Emile Terrien from the Canada Safety Council wrote to me “ The Canada Safety Council has been a strong advocate for fire-safe cigarettes for an extended period of time. By failing to regulate ignition properties of all cigarettes, Canada is missing a prime opportunity to prevent fires and deaths. Without question, mandating fire-safe cigarettes will prove to be a reasonable and effective safety countermeasure.”
When I appeared before the sub – committee of Private Members Bills, I showed a CBC clip from a documentary entitled, “ Fire and Smokes”. It’s pretty graphic.
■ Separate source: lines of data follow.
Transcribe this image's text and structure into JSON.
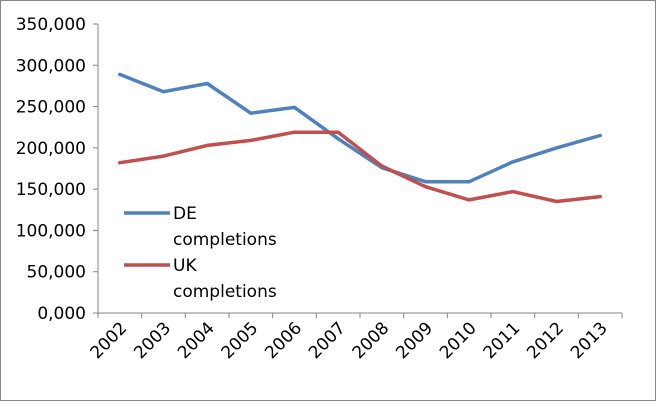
{
  "chart_data": {
    "type": "line",
    "categories": [
      "2002",
      "2003",
      "2004",
      "2005",
      "2006",
      "2007",
      "2008",
      "2009",
      "2010",
      "2011",
      "2012",
      "2013"
    ],
    "series": [
      {
        "name": "DE\ncompletions",
        "color": "#4f81bd",
        "values": [
          289000,
          268000,
          278000,
          242000,
          249000,
          211000,
          176000,
          159000,
          159000,
          183000,
          200000,
          215000
        ]
      },
      {
        "name": "UK\ncompletions",
        "color": "#c0504d",
        "values": [
          182000,
          190000,
          203000,
          209000,
          219000,
          219000,
          178000,
          153000,
          137000,
          147000,
          135000,
          141000
        ]
      }
    ],
    "y_ticks": [
      "0,000",
      "50,000",
      "100,000",
      "150,000",
      "200,000",
      "250,000",
      "300,000",
      "350,000"
    ],
    "ylim": [
      0,
      350000
    ],
    "y_tick_step": 50000,
    "grid": false,
    "legend": "inside-left"
  }
}
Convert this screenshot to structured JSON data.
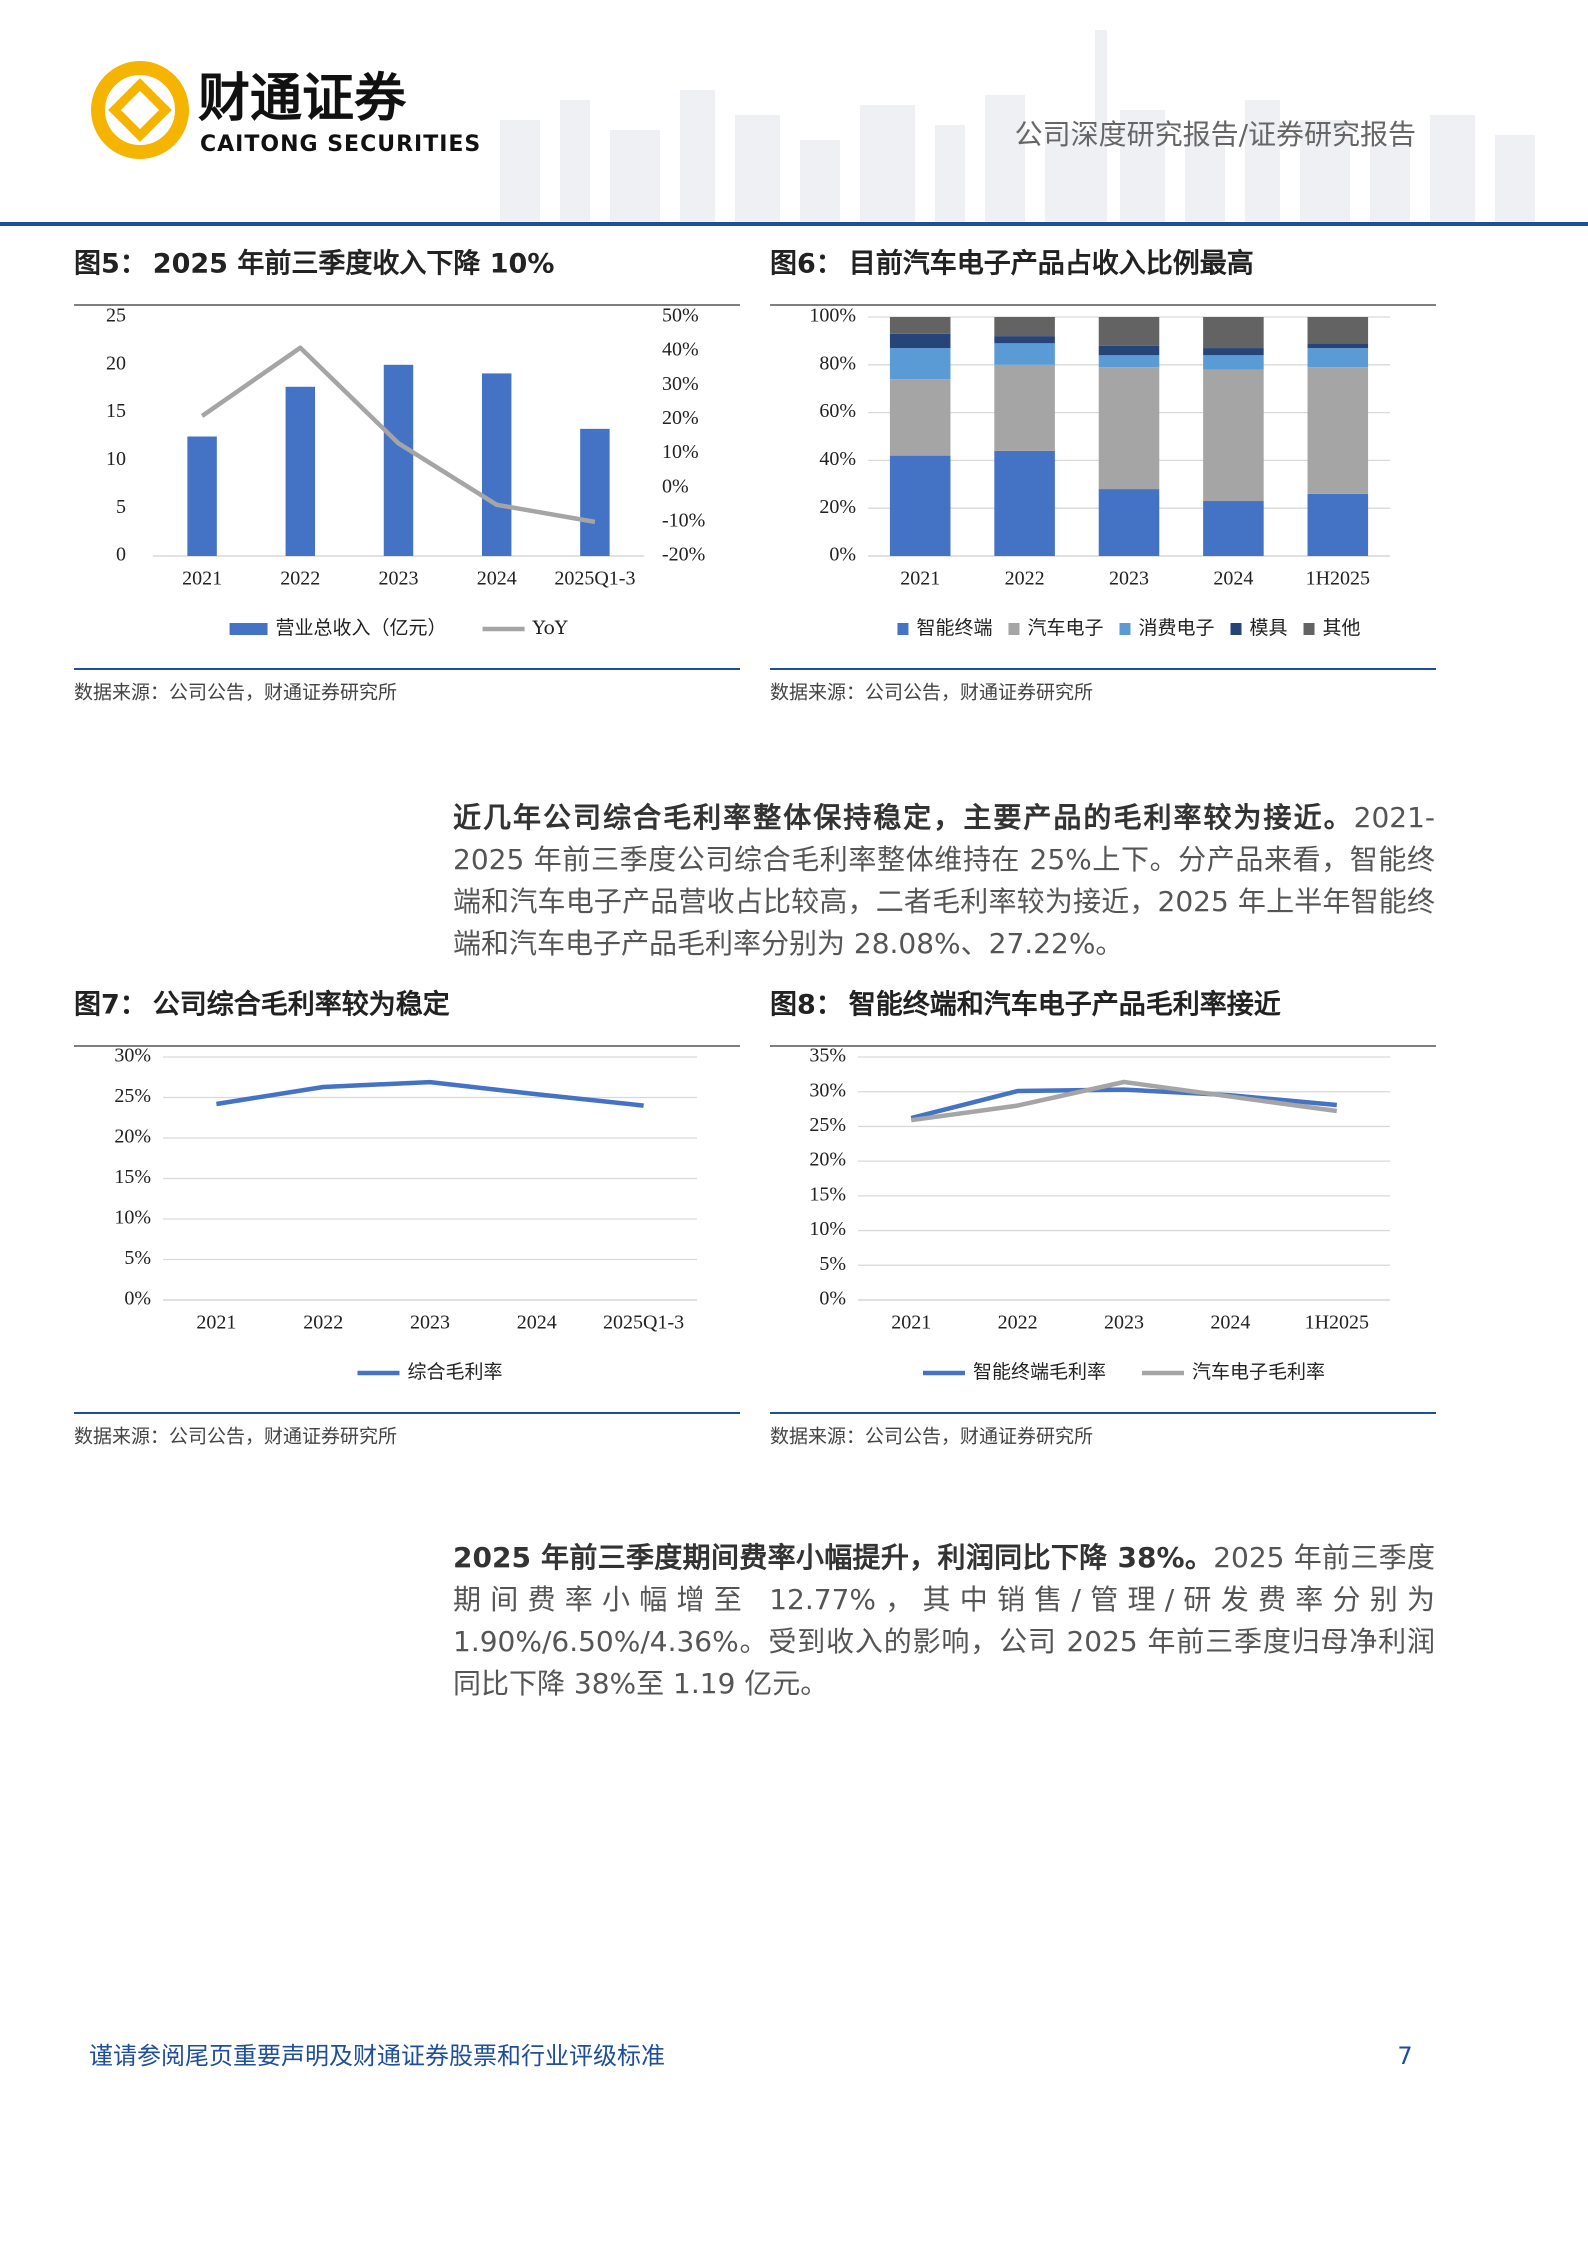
{
  "header": {
    "logo_cn": "财通证券",
    "logo_en": "CAITONG SECURITIES",
    "report_type": "公司深度研究报告/证券研究报告"
  },
  "chart_data": [
    {
      "type": "combo",
      "label": "图5：",
      "title": "2025 年前三季度收入下降 10%",
      "source": "数据来源：公司公告，财通证券研究所",
      "categories": [
        "2021",
        "2022",
        "2023",
        "2024",
        "2025Q1-3"
      ],
      "series": [
        {
          "name": "营业总收入（亿元）",
          "color": "#4472c4",
          "values": [
            12.5,
            17.7,
            20.0,
            19.1,
            13.3
          ]
        },
        {
          "name": "YoY",
          "color": "#a5a5a5",
          "axis": "y2",
          "values": [
            21,
            41,
            13,
            -5,
            -10
          ]
        }
      ],
      "ylim": [
        0,
        25
      ],
      "yticks": [
        0,
        5,
        10,
        15,
        20,
        25
      ],
      "y2lim": [
        -20,
        50
      ],
      "y2ticks": [
        {
          "value": -20,
          "label": "-20%"
        },
        {
          "value": -10,
          "label": "-10%"
        },
        {
          "value": 0,
          "label": "0%"
        },
        {
          "value": 10,
          "label": "10%"
        },
        {
          "value": 20,
          "label": "20%"
        },
        {
          "value": 30,
          "label": "30%"
        },
        {
          "value": 40,
          "label": "40%"
        },
        {
          "value": 50,
          "label": "50%"
        }
      ],
      "grid": false
    },
    {
      "type": "stacked",
      "label": "图6：",
      "title": "目前汽车电子产品占收入比例最高",
      "source": "数据来源：公司公告，财通证券研究所",
      "categories": [
        "2021",
        "2022",
        "2023",
        "2024",
        "1H2025"
      ],
      "series": [
        {
          "name": "智能终端",
          "color": "#4472c4",
          "values": [
            42,
            44,
            28,
            23,
            26
          ]
        },
        {
          "name": "汽车电子",
          "color": "#a5a5a5",
          "values": [
            32,
            36,
            51,
            55,
            53
          ]
        },
        {
          "name": "消费电子",
          "color": "#5b9bd5",
          "values": [
            13,
            9,
            5,
            6,
            8
          ]
        },
        {
          "name": "模具",
          "color": "#264478",
          "values": [
            6,
            3,
            4,
            3,
            2
          ]
        },
        {
          "name": "其他",
          "color": "#636363",
          "values": [
            7,
            8,
            12,
            13,
            11
          ]
        }
      ],
      "ylim": [
        0,
        100
      ],
      "yticks": [
        {
          "value": 0,
          "label": "0%"
        },
        {
          "value": 20,
          "label": "20%"
        },
        {
          "value": 40,
          "label": "40%"
        },
        {
          "value": 60,
          "label": "60%"
        },
        {
          "value": 80,
          "label": "80%"
        },
        {
          "value": 100,
          "label": "100%"
        }
      ],
      "grid": true
    },
    {
      "type": "line",
      "label": "图7：",
      "title": "公司综合毛利率较为稳定",
      "source": "数据来源：公司公告，财通证券研究所",
      "categories": [
        "2021",
        "2022",
        "2023",
        "2024",
        "2025Q1-3"
      ],
      "series": [
        {
          "name": "综合毛利率",
          "color": "#4472c4",
          "values": [
            24.2,
            26.3,
            26.9,
            25.4,
            24.0
          ]
        }
      ],
      "ylim": [
        0,
        30
      ],
      "yticks": [
        {
          "value": 0,
          "label": "0%"
        },
        {
          "value": 5,
          "label": "5%"
        },
        {
          "value": 10,
          "label": "10%"
        },
        {
          "value": 15,
          "label": "15%"
        },
        {
          "value": 20,
          "label": "20%"
        },
        {
          "value": 25,
          "label": "25%"
        },
        {
          "value": 30,
          "label": "30%"
        }
      ],
      "grid": true
    },
    {
      "type": "line",
      "label": "图8：",
      "title": "智能终端和汽车电子产品毛利率接近",
      "source": "数据来源：公司公告，财通证券研究所",
      "categories": [
        "2021",
        "2022",
        "2023",
        "2024",
        "1H2025"
      ],
      "series": [
        {
          "name": "智能终端毛利率",
          "color": "#4472c4",
          "values": [
            26.2,
            30.1,
            30.3,
            29.5,
            28.08
          ]
        },
        {
          "name": "汽车电子毛利率",
          "color": "#a5a5a5",
          "values": [
            25.9,
            28.0,
            31.4,
            29.3,
            27.22
          ]
        }
      ],
      "ylim": [
        0,
        35
      ],
      "yticks": [
        {
          "value": 0,
          "label": "0%"
        },
        {
          "value": 5,
          "label": "5%"
        },
        {
          "value": 10,
          "label": "10%"
        },
        {
          "value": 15,
          "label": "15%"
        },
        {
          "value": 20,
          "label": "20%"
        },
        {
          "value": 25,
          "label": "25%"
        },
        {
          "value": 30,
          "label": "30%"
        },
        {
          "value": 35,
          "label": "35%"
        }
      ],
      "grid": true
    }
  ],
  "paragraphs": [
    {
      "bold": "近几年公司综合毛利率整体保持稳定，主要产品的毛利率较为接近。",
      "text": "2021-2025 年前三季度公司综合毛利率整体维持在 25%上下。分产品来看，智能终端和汽车电子产品营收占比较高，二者毛利率较为接近，2025 年上半年智能终端和汽车电子产品毛利率分别为 28.08%、27.22%。"
    },
    {
      "bold": "2025 年前三季度期间费率小幅提升，利润同比下降 38%。",
      "text": "2025 年前三季度期间费率小幅增至 12.77%，其中销售/管理/研发费率分别为 1.90%/6.50%/4.36%。受到收入的影响，公司 2025 年前三季度归母净利润同比下降 38%至 1.19 亿元。"
    }
  ],
  "footer": {
    "disclaimer": "谨请参阅尾页重要声明及财通证券股票和行业评级标准",
    "page": 7
  }
}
In addition to the scenes of huge personal and family devastation there is a demonstration of two cigarettes laying on two identical pieces of furniture. The camera is trained upon the furniture, the cigarettes and a clock behind the furniture. The fire-safe cigarette peters out and does no harm to the furniture. The ordinary cigarette causes the furniture to enflame after about 45 minutes. It’s a pity that modernization won’t allow for videotapes in the Chamber.
After seeing the tape the Member from Fraser Valley commented on his experience as a logger. Apparently loggers role their own cigarettes for this very reason. The Tobacco is not packed as densely and the paper is not as flammable. Therefore the loggers are not at risk of inadvertently lighting a forest fire. So it can be done Mr. Speaker – if there is a will to do it.
This Bill will test the will of Parliament and the will of the Minister. The Bill calls for the Minister to proclaim flammability for cigarettes by a certain date. If she does not, then the Minister must report back to Parliament with an explanation of why not – a list of fire-safe legislation in North America and summaries of scientific studies that have been received by the Minister to establish flammability standards.
There are several options open to the Minister. The Minister can amend the Hazardous Products Act and we can all retire for the day feeling as if we have taken a tiny step in further securing the health and well-being of all Canadians. If, however, the Minister refuses, she had better have some good reasons.
Presumably, she could say “I like the idea, but I suggest that you amend the Tobacco Act rather than the Hazardous Products Act”. She may be right or wrong. I don’t know. I went over the options with drafter very carefully, and chose this one with care.
Equally, the Minister could say “No, I’m not interested.” While my conversations with the Minister suggest to me that she is very interested and, really, what we will be talking about is how, rather than no. I welcome the Minister’s interest and support and would like to plant the thought that after Member’s Made their speeches, that serious considerations be given to sending this matter to Committee by unanimous consent.
While there is not an emergency, there is a matter of some urgency. My out of date 1992 statistics show 62 fatalities, 385 injuries and $37 million in damage caused by smoking related fires. All of the above could be completely eliminated or substantially reduced by forcing tobacco companies to meet certain flammability standards. What M.P. or indeed what Minister is not interested in saving lives and further securing the safety of Canadians. I keep wondering what could possibly be the objection.
It is a matter that is clearly within federal jurisdiction – we avoid the American trap of having some states with fire-safe cigarettes and some not- (be careful where you fall asleep)- it is clearly of national interest and it is of significant public interest. Every year we let this go, more Canadians needlessly die or are injured. The proposal is regulatory simple, the change easily feasible and well within current technology.